Ulusal kurtuluş savaşları hâlâ var olsa da, insanlar hâlâ birbirine şefkat duyuyor olsa da, bazıları kaçınılmaz, büyük çoğunluğu da zulüm üzerine kurulu siyasi uzlaşmaların sağlandığı bir çağa yönelmiş olsak da, ezilen halkların ortada tek başına kalakaldığını görüyoruz. Mesela on yıllardır savaşan Filistin halkı… Şimdi önünde tek bir seçenek duruyor: Geçici bir zalim uzlaşmaya varmak. ‘Geçici’ diyorum, çünkü halkın iradesi karşısında hiçbir zalim uzlaşma sonsuza kadar süremez.
Günümüzdeki en büyük sorun savaşın doğurduğu toplumsal sonuçlardır. Özellikle de -Gazze’de ve Suriye’nin bazı bölgelerinde olduğu gibi- uzun ve dengesiz savaşların ve kuşatmaların doğurduğu acı sonuçlar. Bütün bu savaşlar, gelecekte sosyologları düşünsel krize sokacak çok acıklı insani trajedilere yol açmaktadır. Bu sonuçlar sosyologları kuramlarını gözden geçirmek mecburiyetinde bırakacaktır. Bazen ormanlarda yaşayan vahşi yaratıklardan daha fazla acımasızlaşabilen acayip varlık insanın davranışlarını daha iyi anlamak için sosyolojinin birçok teorisini yeniden oluşturmak zorunda kalacaklar.
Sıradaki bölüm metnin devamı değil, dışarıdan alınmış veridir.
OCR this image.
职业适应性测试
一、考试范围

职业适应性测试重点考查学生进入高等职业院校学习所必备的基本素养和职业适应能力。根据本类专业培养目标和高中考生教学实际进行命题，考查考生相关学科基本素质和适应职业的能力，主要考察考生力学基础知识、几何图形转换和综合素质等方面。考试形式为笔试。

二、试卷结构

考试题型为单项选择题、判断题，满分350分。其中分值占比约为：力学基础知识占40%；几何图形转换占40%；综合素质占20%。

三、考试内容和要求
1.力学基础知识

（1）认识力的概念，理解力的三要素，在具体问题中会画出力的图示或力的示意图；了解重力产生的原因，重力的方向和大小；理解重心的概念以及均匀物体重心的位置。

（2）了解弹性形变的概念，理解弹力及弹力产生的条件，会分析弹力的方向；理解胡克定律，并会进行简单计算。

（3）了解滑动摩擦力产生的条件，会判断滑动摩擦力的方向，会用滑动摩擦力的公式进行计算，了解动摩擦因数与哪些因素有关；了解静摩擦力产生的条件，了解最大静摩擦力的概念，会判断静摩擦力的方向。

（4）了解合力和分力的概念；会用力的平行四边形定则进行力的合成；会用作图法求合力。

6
Kısa bir süre önce, savaşın sosyal boyutları hakkında bir yazı yazmış ve ağır kuşatma esnasında Yermuk Kampı’nda yaşlı bir adamın öldürdüğünden bahsetmiştim. Üç gencin cinayeti işleme amacı ise 3 kilo pirinci ele geçirmekten ibaretti! Buna sebebiyet veren şiddetli açlık idi. O yazımda, abluka ile boğulan Gazze’de benzer toplumsal değişimlerin gerçekleşmesinden korktuğumuzu da yazmıştım.
Birkaç gün önce Gazze’de korktuğumuz başımıza geldi: Miras dağılımı sebebiyle bir aile içinde tartışma çıktı. İçlerinden birisi içeridekilerle birlikte evi havaya uçurdu! Aralarında beş gün önce evlenmiş bir genç ile çocukların da bulunduğu yedi kişi hayatını kaybetti, 30 kişi de yaralandı, bazılarının durumu ağır. Evi patlatan gence baktığımızda, dindar kabul edilen bir çevreye mensup olduğunu, dışarıdan ahlaklı biri olarak göründüğünü biliyoruz, buna rağmen bu denli ağır bir suça sürüklenebildi!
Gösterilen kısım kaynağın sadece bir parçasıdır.